We know we are being brought to a point where Danny is going to be tempted by the same corruption with which Chen is involved (it helps that his drunken father owes some Italian mafia-types a lot of money). He will also have to choose between loyalty to their burgeoning friendship and turning Chen in to the unpleasant FBI guy (Paul Ben-Victor)—unpleasant as all FBI guys in the movies these days are—who is after him. Both Chen and Danny are meant to be sympathetic to us, partly because the Fukienese opposition are all vicious thugs selling illegal Chinese immigrants into prostitution and our heroes are preventing them from doing so. That they are also presumably causing these immigrants to be sent back to beautiful China is a point that is never mentioned. There is a half-hearted attempt to titillate with mention of a series of murdered prostitutes whose bodies are tossed naked into dumpsters, but this is soon forgotten.

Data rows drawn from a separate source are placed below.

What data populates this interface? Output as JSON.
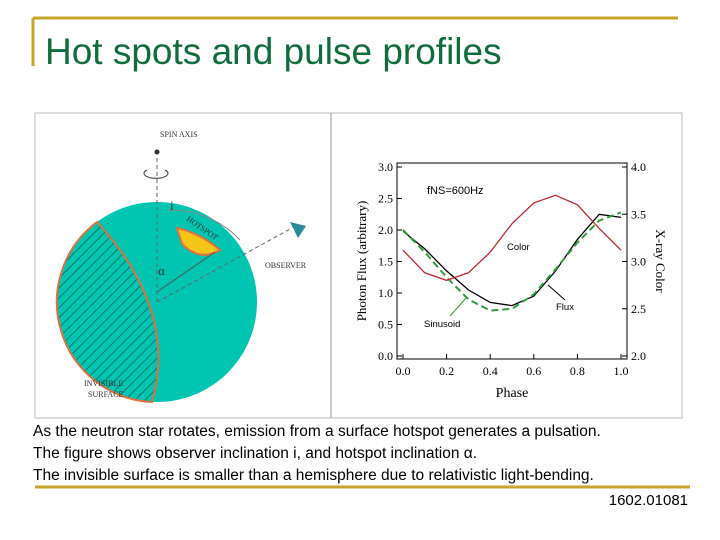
{
  "slide": {
    "title": "Hot spots and pulse profiles",
    "caption": [
      "As the neutron star rotates, emission from a surface hotspot generates a pulsation.",
      "The figure shows observer inclination i, and hotspot inclination α.",
      "The invisible surface is smaller than a hemisphere due to relativistic light-bending."
    ],
    "reference": "1602.01081"
  },
  "diagram": {
    "spin_axis": "SPIN AXIS",
    "inclination": "i",
    "hotspot": "HOTSPOT",
    "hotspot_angle": "α",
    "observer": "OBSERVER",
    "invisible_surface": [
      "INVISIBLE",
      "SURFACE"
    ]
  },
  "chart_data": {
    "type": "line",
    "x_label": "Phase",
    "y_label": "Photon Flux (arbitrary)",
    "y2_label": "X-ray Color",
    "annotations": [
      "fNS=600Hz",
      "Color",
      "Flux",
      "Sinusoid"
    ],
    "x": [
      0,
      0.1,
      0.2,
      0.3,
      0.4,
      0.5,
      0.6,
      0.7,
      0.8,
      0.9,
      1.0
    ],
    "series": [
      {
        "name": "Flux",
        "color": "#000000",
        "values": [
          1.98,
          1.7,
          1.35,
          1.05,
          0.85,
          0.8,
          0.95,
          1.35,
          1.85,
          2.25,
          2.2
        ]
      },
      {
        "name": "Sinusoid",
        "color": "#2e9e3a",
        "values": [
          2.0,
          1.65,
          1.25,
          0.9,
          0.72,
          0.75,
          0.98,
          1.38,
          1.8,
          2.15,
          2.28
        ]
      },
      {
        "name": "Color",
        "color": "#c0282c",
        "axis": "y2",
        "values": [
          3.12,
          2.88,
          2.8,
          2.88,
          3.1,
          3.4,
          3.62,
          3.7,
          3.6,
          3.35,
          3.12
        ]
      }
    ],
    "xlim": [
      0,
      1
    ],
    "xticks": [
      {
        "value": 0,
        "label": "0.0"
      },
      0.2,
      0.4,
      0.6,
      0.8,
      {
        "value": 1,
        "label": "1.0"
      }
    ],
    "ylim": [
      0,
      3
    ],
    "yticks": [
      {
        "value": 0,
        "label": "0.0"
      },
      0.5,
      {
        "value": 1,
        "label": "1.0"
      },
      1.5,
      {
        "value": 2,
        "label": "2.0"
      },
      2.5,
      {
        "value": 3,
        "label": "3.0"
      }
    ],
    "y2lim": [
      2,
      4
    ],
    "y2ticks": [
      {
        "value": 2,
        "label": "2.0"
      },
      2.5,
      {
        "value": 3,
        "label": "3.0"
      },
      3.5,
      {
        "value": 4,
        "label": "4.0"
      }
    ]
  }
}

I found the theme of divided loyalties and the temptations to corruption of a policeman, particularly one with strong ties of his own in an ethnic culture hard to separate from its criminal subculture, quite an attractive one. Lee’s representation of himself as a purveyor of illegal but “victimless” goods and services, much to be preferred to the violent Fukienese, seems plausible, and he is certainly able to be helpful to them in doing good in the community as well as to make them richer than they would otherwise be. But in pursuing this theme, the otherwise expensive film proves cheap and shoddy. Danny and Nick both have to make some very hard choices, but then another gun-battle comes along to make the choice unnecessary as the two friends find themselves fighting on the same side again. And when all the gun-battles are over, so is the necessity for the biggest and hardest choice of all. The film raises a serious, grown-up problem only to drop it again, still unresolved—presumably because the film’s makers—James Foley, the director, and Robert Pucci, the screenwriter—think the suckers won’t notice.

This kind of contempt for the audience is also present in a lot of the flashier stuff designed to draw in the teen audience. The glimpses of female flesh, juxtaposed with violence and death, are completely gratuitous, and the spectacle of the buddies careering through the streets of New York City in pursuit of and shooting at some bad guys, who are also shooting at them, is way over the top. Not only does the chase go on for too long, but our excitement in watching it is tempered by the knowledge that real policemen would never endanger hundreds of innocent lives in this fashion or, if they did, that they would instantly cease to be real policemen. Nick ‘n’ Danny are back on the street in no time, shooting some more. But their job, like that of most cinematic cops these days, is not to look remotely human or real. They only have to look cool, and the kids will come to watch.